Licenses (was Re: Should I add a "Micro" PDP11/73 to the Herd?)

From: Chuck McManis <>
Date: Thu Jun 22 20:14:17 2000

At 06:59 PM 6/22/00 -0400, Allison wrote:
>Consider this you buy a book, you own it to dispose of how you wish
>(sell, give or burn). You don't buy a license to read it or X many friends
>to read it. It is property.

Sigh. Allison has this part of it wrong, and it is a common problem.

The book *is* the license. The contents (words etc) are licensed to the
particular bits of paper and cover that you are holding in your hand. When
you transfer the paper, the words go with it. You are forbidden from
copying the words off the paper and putting them on to some other piece of
paper. What you *own* in the book case is some newsprint, some wax, and
some binder thread *and that is all*.

If you *MUST* use the book analogy, (and it has already appeared twice
now), understand how it would be implemented in computers:

         You license the software and it is licensed (bound) to your CPU.
         You own the CPU and may dispose of it how you wish, however if you
         give it away or burn it or throw it away, the software goes with it!
         Intel tried to make this model possible with their serial number
         scheme but the market rejected it.

So software, unlike books, is licensed to _people_. (or corporations)
because people and corporations like to be able to change their CPU and not
bother with relicensing their software. If you throw away the corporation
then the license gets thrown away too, just like if you had thrown away the

> The copyright means you can't make copies
>of it (other than limited amounts for reference with attribution) to sell
>or give away without expressed permission.

Again, this isn't quite correct. The rights to make copies of a "work"
initially rest with the creator of that work. The creator (author what have
you) can then choose to grant limited subsets of those rights (or not) to
other people. As an author I am the copyright holder, I can assign some or
all of those rights to a "publisher" who is allowed to make copies of my
work, provided they send me a fee. *EVERYTHING* works this way, everything
from books to software to music to DVDs and to ill fated Divx disks.

> Software is going the
>route of, you pay for the media, manuals and support(optional) and also
>for rights to use under specified conditions as a CONTRACT. There
>lies the difference. the manuals are property (usually) but the software is
>provided under some stipulation (even freeware!) regarding it's use.
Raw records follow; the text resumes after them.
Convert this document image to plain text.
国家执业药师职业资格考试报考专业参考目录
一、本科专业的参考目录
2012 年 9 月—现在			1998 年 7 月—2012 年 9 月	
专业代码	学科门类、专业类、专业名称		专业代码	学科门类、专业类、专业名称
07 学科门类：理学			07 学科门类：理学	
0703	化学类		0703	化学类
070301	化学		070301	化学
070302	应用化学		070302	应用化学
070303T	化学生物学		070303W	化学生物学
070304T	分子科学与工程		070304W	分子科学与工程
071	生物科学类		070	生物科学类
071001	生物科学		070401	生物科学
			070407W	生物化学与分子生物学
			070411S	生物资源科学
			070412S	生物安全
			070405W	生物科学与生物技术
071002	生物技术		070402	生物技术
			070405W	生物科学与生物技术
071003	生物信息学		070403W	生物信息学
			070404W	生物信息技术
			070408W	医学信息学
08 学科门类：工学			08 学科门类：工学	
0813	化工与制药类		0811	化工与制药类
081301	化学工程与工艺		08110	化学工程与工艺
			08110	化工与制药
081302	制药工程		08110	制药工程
Manuals still have copyrights, you cannot make copies of them without
permission. This is particularly true of manuals that are distributed as
PDF files. Generally you only have the write to print one copy for you own
personal use!

What most people are really upset about (even if they don't understand how
intellectual property works) is the *MARGIN* on software. Typically a
paperback book has a small margin (the physical manufacturing costs say 25%
of the price and the rest is the margin) whereas a software CD costs
perhaps 2% of the price or less.

Book authors have traditionally sold the rights to publish their works
(create copies) in paper form, without stipulating a transfer fee when the
book changes owners. They did that not because they were generous, but
because there wasn't any way they could figure out how to do it. (The
e-book guys can identify change of ownership and guess what, you can't give
your ebook to another person without them having to rebuy the book!)
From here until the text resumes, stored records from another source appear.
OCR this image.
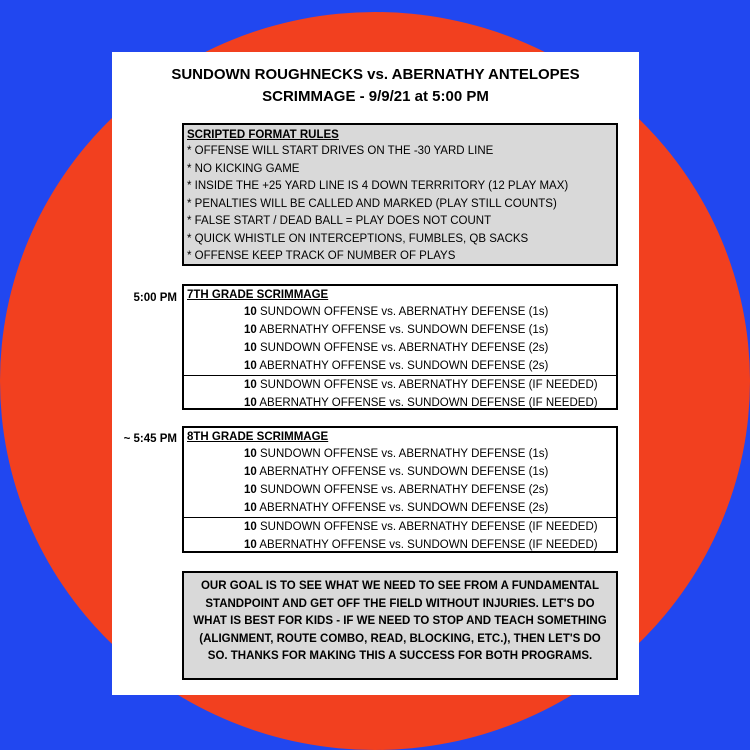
SUNDOWN ROUGHNECKS vs. ABERNATHY ANTELOPES
SCRIMMAGE - 9/9/21 at 5:00 PM
SCRIPTED FORMAT RULES
* OFFENSE WILL START DRIVES ON THE -30 YARD LINE
* NO KICKING GAME
* INSIDE THE +25 YARD LINE IS 4 DOWN TERRRITORY (12 PLAY MAX)
* PENALTIES WILL BE CALLED AND MARKED (PLAY STILL COUNTS)
* FALSE START / DEAD BALL = PLAY DOES NOT COUNT
* QUICK WHISTLE ON INTERCEPTIONS, FUMBLES, QB SACKS
* OFFENSE KEEP TRACK OF NUMBER OF PLAYS
5:00 PM 7TH GRADE SCRIMMAGE
10 SUNDOWN OFFENSE vs. ABERNATHY DEFENSE (1s)
10 ABERNATHY OFFENSE vs. SUNDOWN DEFENSE (1s)
10 SUNDOWN OFFENSE vs. ABERNATHY DEFENSE (2s)
10 ABERNATHY OFFENSE vs. SUNDOWN DEFENSE (2s)
10 SUNDOWN OFFENSE vs. ABERNATHY DEFENSE (IF NEEDED)
10 ABERNATHY OFFENSE vs. SUNDOWN DEFENSE (IF NEEDED)
~ 5:45 PM 8TH GRADE SCRIMMAGE
10 SUNDOWN OFFENSE vs. ABERNATHY DEFENSE (1s)
10 ABERNATHY OFFENSE vs. SUNDOWN DEFENSE (1s)
10 SUNDOWN OFFENSE vs. ABERNATHY DEFENSE (2s)
10 ABERNATHY OFFENSE vs. SUNDOWN DEFENSE (2s)
10 SUNDOWN OFFENSE vs. ABERNATHY DEFENSE (IF NEEDED)
10 ABERNATHY OFFENSE vs. SUNDOWN DEFENSE (IF NEEDED)
OUR GOAL IS TO SEE WHAT WE NEED TO SEE FROM A FUNDAMENTAL STANDPOINT AND GET OFF THE FIELD WITHOUT INJURIES. LET'S DO WHAT IS BEST FOR KIDS - IF WE NEED TO STOP AND TEACH SOMETHING (ALIGNMENT, ROUTE COMBO, READ, BLOCKING, ETC.), THEN LET'S DO SO. THANKS FOR MAKING THIS A SUCCESS FOR BOTH PROGRAMS.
Just because you have a copy of "Catcher in the Rye" it only gives you the
right to read it, not aloud at some gathering, or to put it on as a school

Anyway, I don't mean to pick on anyone, it is not unusual for people to
believe that by buying a record they somehow "own" the music that is on
that record (or CD), they don't. They have only secured the right to listen
to it as often as they would like without additional payments to the
author. For some really interesting insight into just how intellectual
property works, check out the Napster and MP3 cases that have a lot of
their material posted on various web sites.